Sunday, April 27, 2008

Filosofi Sedekah

always look for hope ...


Alhamdulillah ... masih bisa menulis di blog ini. Kegiatan hidup yang terus saja bertambah, seakan mengingatkan saya pada apa yang penting dan tidak penting dalam hidup ini. Tetap semangat! :)

Eh apa kabar semuanya? :)

Filosofi Sedekah
Lihan - Republika

Dia pernah merasakan hidup yang paling pahit. Sebagai guru bahasa Arab dan bahasa Inggris di Pondok Pesantren Darul Hijrah Putri di Martapura, Kalimantan Selatan, Lihan hidup kembang-kempis. Gajinya hanya Rp 1.500 perhari, sedang ongkos menuju tempat kerjanya Rp 2.200. “Saya langganan berutang, karena punya tanggungan seorang istri dan dua anak yang juga butuh makan,” ujar suami Jumratul Adawiyah ini.

Desakan ekonomi membuat otaknya berpikir untuk mencari pekerjaan lain. Pria kelahiran Lianganggang, Kalimantan Selantan, 9 Juli 1974 ini mencoba menjadi makelar mobil di luar tugasnya sebagai guru pesantren. ''Saya bertemu dengan seorang bos penjual intan yang memberi modal,” ujarnya.

Badai krisis ekonomi 1998 memukul usahanya. Mitra bisnisnya menguras uang dan melarikan diri. Ia memulai hidup dari nol lagi.

Namun ia belum putus asa. Pinjaman temannya sebesar Rp 5 juta dimanfaatkannya untuk memulai usaha. Namun kali ini ia mengubah haluan. Sedekah dilakukannya tanpa berpikir, juga membantu orang lain yang kesusahan, terutama para karyawannya.

Tak perlu menunggu lama, roda bisnisnya kembali berputar. Dari puluhan juta rupiah, omzet usahanya kini mencapai miliaran rupiah. Ia juga merambah bisnis perkebunan nilam di Lampung, menjadi importir mesin dari Cina, hingga rumah makan dan kursus bahasa Inggris yang tersebar di seluruh Indonesia.

Soal “Keajaiban” sedeha, ia punya cerita menarik. Saat itu ia hendak menyelenggarakan halal bihalal dengan1428 anak yatim dan panti asuhan di Banjarmasin.
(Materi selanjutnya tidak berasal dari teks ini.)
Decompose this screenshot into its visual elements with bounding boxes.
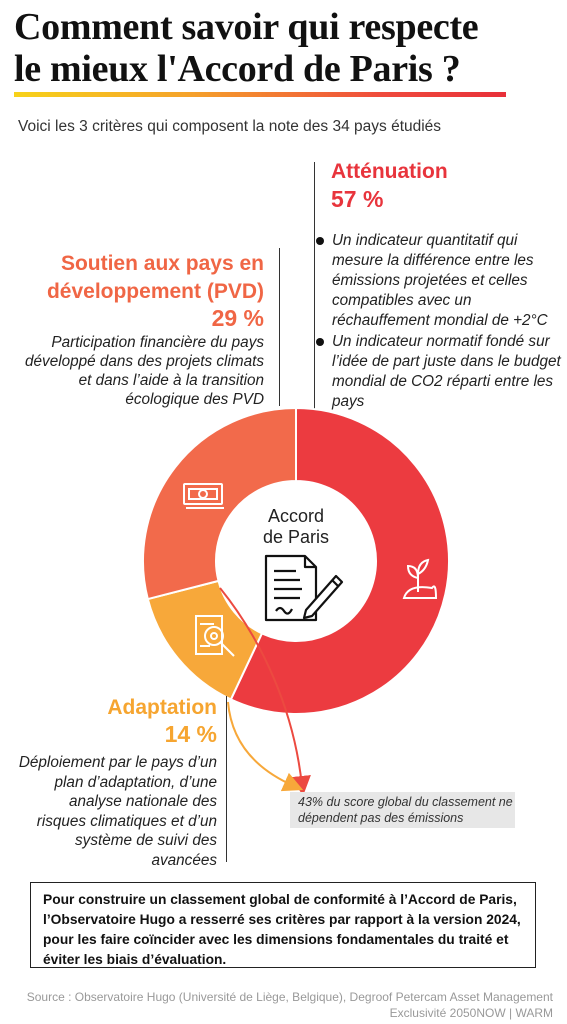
pvd-title: Soutien aux pays en développement (PVD) <box>24 250 264 306</box>
center-label-line-1: Accord <box>268 506 324 526</box>
adaptation-description: Déploiement par le pays d’un plan d’adap… <box>18 754 217 869</box>
donut-hole <box>216 481 376 641</box>
adaptation-title: Adaptation <box>107 696 217 719</box>
adaptation-divider <box>226 696 227 862</box>
credit-line: Exclusivité 2050NOW | WARM <box>389 1006 553 1020</box>
pvd-divider <box>279 248 280 406</box>
title-line-2: le mieux l'Accord de Paris ? <box>14 48 461 90</box>
document-pen-icon <box>264 554 344 622</box>
pvd-description: Participation financière du pays dévelop… <box>25 334 264 408</box>
magnifier-document-icon <box>195 615 235 657</box>
pvd-percent: 29 % <box>211 305 264 331</box>
pvd-arrow <box>219 587 311 796</box>
attenuation-bullet-text: Un indicateur quantitatif qui mesure la … <box>332 232 548 329</box>
subtitle: Voici les 3 critères qui composent la no… <box>18 118 442 135</box>
info-box: Pour construire un classement global de … <box>30 882 536 968</box>
bullet-dot-icon <box>316 338 324 346</box>
center-label-line-2: de Paris <box>263 527 329 547</box>
money-bill-icon <box>183 483 224 509</box>
attenuation-divider <box>314 162 315 410</box>
pvd-title-line-2: développement (PVD) <box>46 280 264 303</box>
title-line-1: Comment savoir qui respecte <box>14 6 479 48</box>
bullet-dot-icon <box>316 237 324 245</box>
attenuation-bullet-text: Un indicateur normatif fondé sur l’idée … <box>332 333 561 410</box>
attenuation-bullet: Un indicateur normatif fondé sur l’idée … <box>316 332 566 412</box>
pvd-title-line-1: Soutien aux pays en <box>60 252 264 275</box>
callout-note: 43% du score global du classement ne dép… <box>290 792 515 828</box>
adaptation-percent: 14 % <box>164 721 217 747</box>
attenuation-percent: 57 % <box>331 186 384 212</box>
plant-sprout-icon <box>402 558 438 599</box>
title-underline <box>14 92 506 97</box>
attenuation-bullet: Un indicateur quantitatif qui mesure la … <box>316 231 566 331</box>
attenuation-title: Atténuation <box>331 160 448 183</box>
source-line: Source : Observatoire Hugo (Université d… <box>26 990 553 1004</box>
page-title: Comment savoir qui respecte le mieux l'A… <box>14 6 559 90</box>
adaptation-arrow <box>227 701 304 792</box>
Ustadz Yusuf Mansur dan Snada dari Jakarta diundangnya untuk memeriahkan acara. Namun sampai menjelang hari H, uang belum tersedia.

Hatinya makin galau ketika pihak event organizer meminta kepastian. Iseng-iseng, ia pergi ke bank mengecek rekeningnya. Ajaib, ada uang Rp 1 miliar di dalamnya. Ia mengecek ke petugas bank kalau-kalau ada yang salah transfer, ternyata tidak. Namun nama pengirimnya “gelap”.

Tak hanya sekali saja. Keesokan harinya, uangnya bertambah Rp 1 miliar lagi. ''Sampai saat ini orang yang mengirim uang ke rekening saya tidak tahu,” ujarnya. Padahal untuk membiayai acaranya, ia hanya butuh uang Rp 200 juta.

Lihan sendiri mengaku senang dengan anak yatim dan acara-acara Islam. Kegiatan yang disponsori tak hanya terbatas di wilayah Kalimantan Selatan. Belum lama ini, ketika Festival Maulid Nusantara yang digelar di Jakarta Islamic Center (JIC) Jakarta, ia pun tercatat sebagai sponsor utama. ''Ya, senang saja menyelenggarakannya. Buktinya, saya harus mengeluarkan dana Rp 200 juta, eh dana yang masuk ke rekening dari orang yang tidak jelas hingga kini jumlahnya mencapai Rp 2 miliar,'' ungkap Lihan.

Lantas, apa filosofi sedekah buat pria yang sering dianggap sebagai sopir oleh kebanyakan orang ini? ''Sedekah itu seperti kita mandi Bukankah badan menjadi tidak enak kalau seharian tidak mandi?” ujarnya. Maka, ia konsisten untuk bersedekah setiap hari.

2 comments:

T A T A R I said...

makasih bang zuki..udah ngingetin tentang sedekah
muakasiiiihhh

Anonymous said...

Sedekah memang membawa berkah. Alqur'an dan hadis banyak meriwayatkan dan tentunya kita harus percaya akan janjiNYA, jadi tidak ada yang ajaib, memang BERKAH akan datang. Alhamdulillah.